The Soul Keeper : Une passion sans passion
Cinéma

The Soul Keeper : Une passion sans passion

Une mise en scène trop académique empêche The Soul Keeper d’aller au bout de son sujet et de plonger résolument dans les méandres de l’âme et de la passion amoureuse.

The Soul Keeper est l’histoire vraie de Sabina Spielrein, une jeune femme russe que Carl Gustav Jung a soignée à Zurich à partir de 1905. Elle deviendra au même moment sa maîtresse, avant de décrocher elle-même un diplôme en psychiatrie et de rentrer en Russie pour fonder une école. D’origine juive, elle sera assassinée pendant un raid de l’armée allemande en 1942.

Le film de l’Italien Roberto Faenza, tourné en anglais, est construit en deux temps. Le film débute à notre époque, alors que Marie, une jeune Française, se rend à Moscou pour en savoir davantage sur le destin de Spielrein. Elle est épaulée dans son enquête par un historien écossais avec qui elle se lie d’amitié. Parallèlement aux découvertes effectuées par la jeune femme, nous assistons par l’entremise de flash-back aux moments importants de la vie de Spielrein: sa thérapie, sa liaison avec Jung, puis son retour à Moscou pendant la révolution.

En plus d’évoquer l’histoire de cette femme importante pour Jung et pour son travail, le réalisateur veut illustrer la philosophie de Spielrein selon laquelle la passion (amoureuse, sexuelle) est l’énergie fondamentale de l’existence. Réprimer cette passion, c’est nier la vie. Voilà pourquoi elle cherchera à entraîner Jung dans cette relation qui les consumera tous les deux. Mais le psychiatre, socialement respecté, marié et sur le point de devenir père, se fera violence pour éteindre cette passion.

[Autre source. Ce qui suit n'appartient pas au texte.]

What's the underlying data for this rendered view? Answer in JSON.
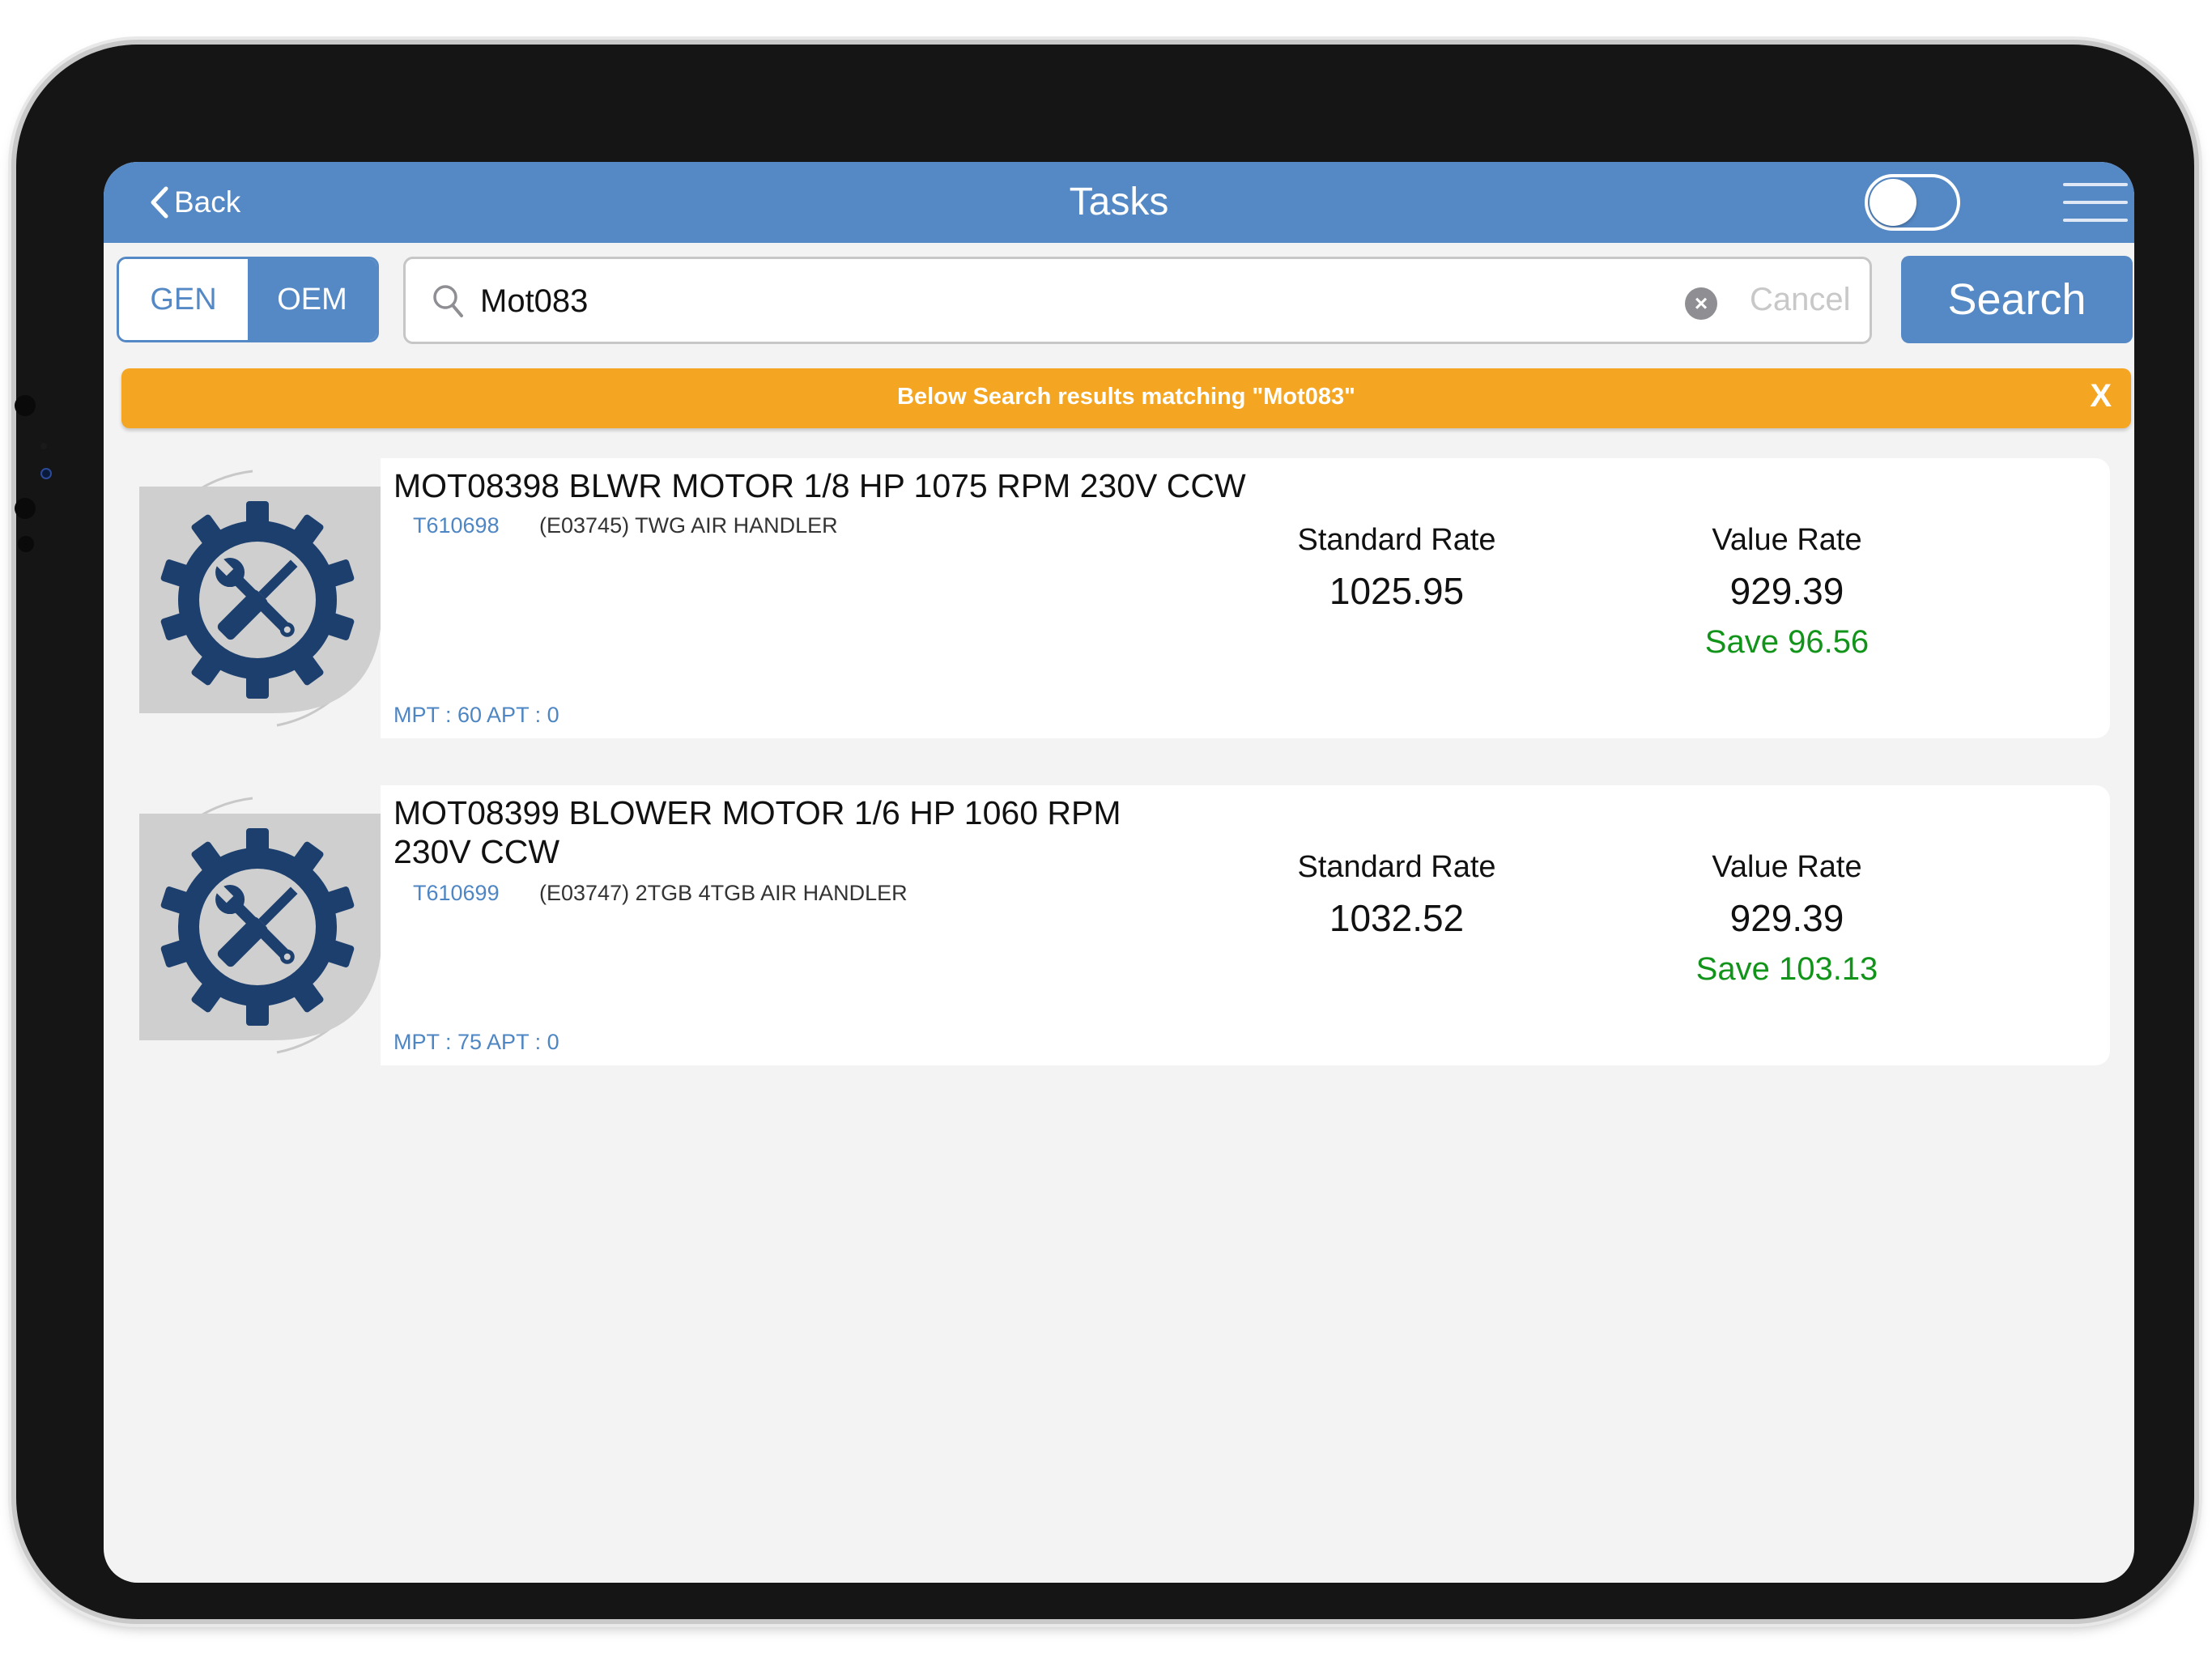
{
  "header": {
    "back_label": "Back",
    "title": "Tasks"
  },
  "segment": {
    "gen_label": "GEN",
    "oem_label": "OEM",
    "selected": "OEM"
  },
  "search": {
    "value": "Mot083",
    "cancel_label": "Cancel",
    "button_label": "Search"
  },
  "banner": {
    "message": "Below Search results matching \"Mot083\"",
    "close_label": "X",
    "color": "#f4a623"
  },
  "results": [
    {
      "name": "MOT08398 BLWR MOTOR 1/8 HP 1075 RPM 230V CCW",
      "code": "T610698",
      "description": "(E03745) TWG AIR HANDLER",
      "mpt": "MPT : 60  APT : 0",
      "standard_rate_label": "Standard Rate",
      "standard_rate": "1025.95",
      "value_rate_label": "Value Rate",
      "value_rate": "929.39",
      "save": "Save 96.56",
      "icon": "gear-tools-icon"
    },
    {
      "name": "MOT08399 BLOWER MOTOR 1/6 HP 1060 RPM 230V CCW",
      "code": "T610699",
      "description": "(E03747) 2TGB 4TGB AIR HANDLER",
      "mpt": "MPT : 75  APT : 0",
      "standard_rate_label": "Standard Rate",
      "standard_rate": "1032.52",
      "value_rate_label": "Value Rate",
      "value_rate": "929.39",
      "save": "Save 103.13",
      "icon": "gear-tools-icon"
    }
  ],
  "colors": {
    "header": "#5589c5",
    "accent_blue": "#4e86c4",
    "save_green": "#12941b"
  }
}
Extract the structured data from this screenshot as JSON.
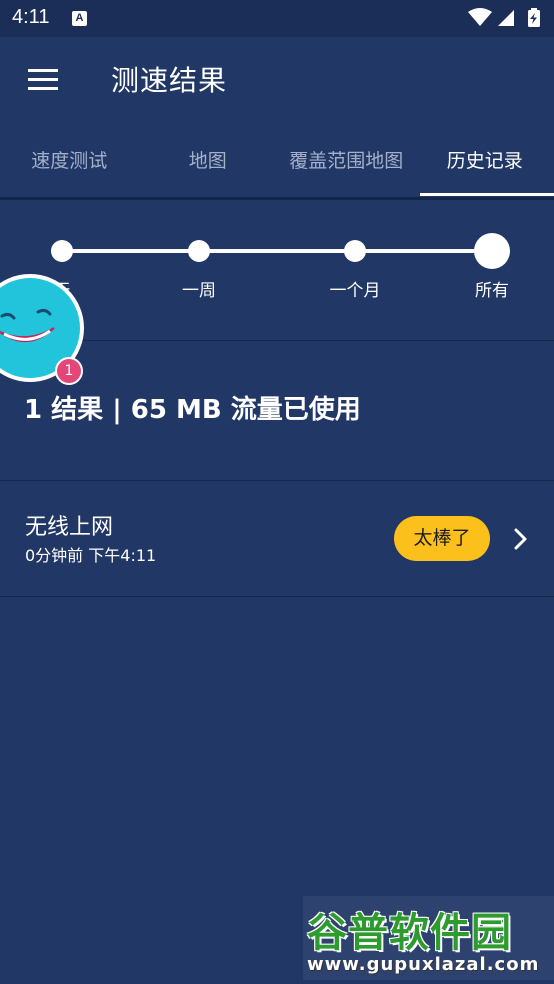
{
  "status_bar": {
    "time": "4:11",
    "notification_letter": "A"
  },
  "app_bar": {
    "title": "测速结果",
    "menu_icon": "hamburger-menu-icon"
  },
  "tabs": [
    {
      "label": "速度测试",
      "active": false
    },
    {
      "label": "地图",
      "active": false
    },
    {
      "label": "覆盖范围地图",
      "active": false
    },
    {
      "label": "历史记录",
      "active": true
    }
  ],
  "range": {
    "options": [
      "天",
      "一周",
      "一个月",
      "所有"
    ],
    "selected": "所有"
  },
  "mascot": {
    "icon": "smiley-mascot-icon",
    "badge_count": "1"
  },
  "summary": "1 结果 | 65 MB 流量已使用",
  "results": [
    {
      "name": "无线上网",
      "time": "0分钟前 下午4:11",
      "rating": "太棒了"
    }
  ],
  "colors": {
    "background": "#213766",
    "status_bar": "#1b2e57",
    "badge_yellow": "#fcc01c",
    "mascot_cyan": "#22c4dc",
    "notification_pink": "#e24778"
  },
  "watermark": {
    "title": "谷普软件园",
    "url": "www.gupuxlazal.com"
  }
}
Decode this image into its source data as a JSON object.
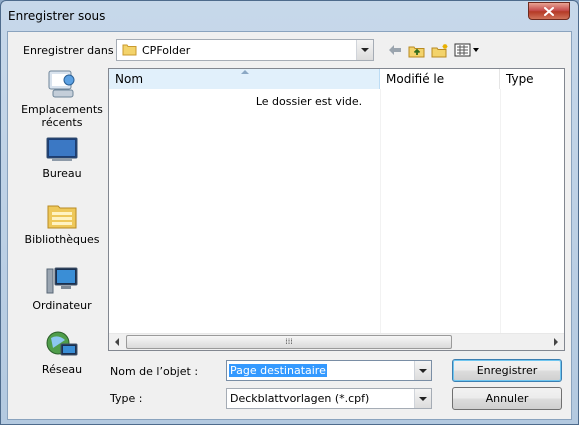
{
  "window": {
    "title": "Enregistrer sous"
  },
  "location": {
    "label": "Enregistrer dans :",
    "value": "CPFolder"
  },
  "sidebar": {
    "items": [
      {
        "label": "Emplacements récents",
        "icon": "recent-places-icon"
      },
      {
        "label": "Bureau",
        "icon": "desktop-icon"
      },
      {
        "label": "Bibliothèques",
        "icon": "libraries-icon"
      },
      {
        "label": "Ordinateur",
        "icon": "computer-icon"
      },
      {
        "label": "Réseau",
        "icon": "network-icon"
      }
    ]
  },
  "file_list": {
    "columns": [
      "Nom",
      "Modifié le",
      "Type"
    ],
    "empty_message": "Le dossier est vide."
  },
  "fields": {
    "filename_label": "Nom de l’objet :",
    "filename_value": "Page destinataire",
    "type_label": "Type :",
    "type_value": "Deckblattvorlagen (*.cpf)"
  },
  "buttons": {
    "save": "Enregistrer",
    "cancel": "Annuler"
  },
  "colors": {
    "selection": "#3399ff",
    "close": "#c75050"
  }
}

Or, cette passion n’est malheureusement nulle part dans le film de Faenza. Le réalisateur dépeint comme un premier de classe, mais sans grande conviction, l’histoire d’amour et évoque ensuite au pas de course le reste de la vie de Spielrein. Le sujet exigeait pourtant un traitement plus expressionniste, moins académique et à tout le moins plus charnel (on évoque ici Klimt après tout!). Pour entraîner le spectateur dans cette histoire, Faenza aurait dû pénétrer davantage les âmes des protagonistes et créer des situations plus déstabilisantes, plus déconstruites. Pour mille raisons plus évidentes les unes que les autres, ce film ne pouvait en aucun cas se contenter d’un traitement de téléfilm. Et pourtant.

The Soul Keeper ne laissera donc pas un souvenir impérissable. Par contre, le jeu incandescent d’Emilia Fox (The Pianist) permettra sans doute de susciter un intérêt pour Sabina Spielrein. Et là, au moins, le réalisateur aura atteint son objectif.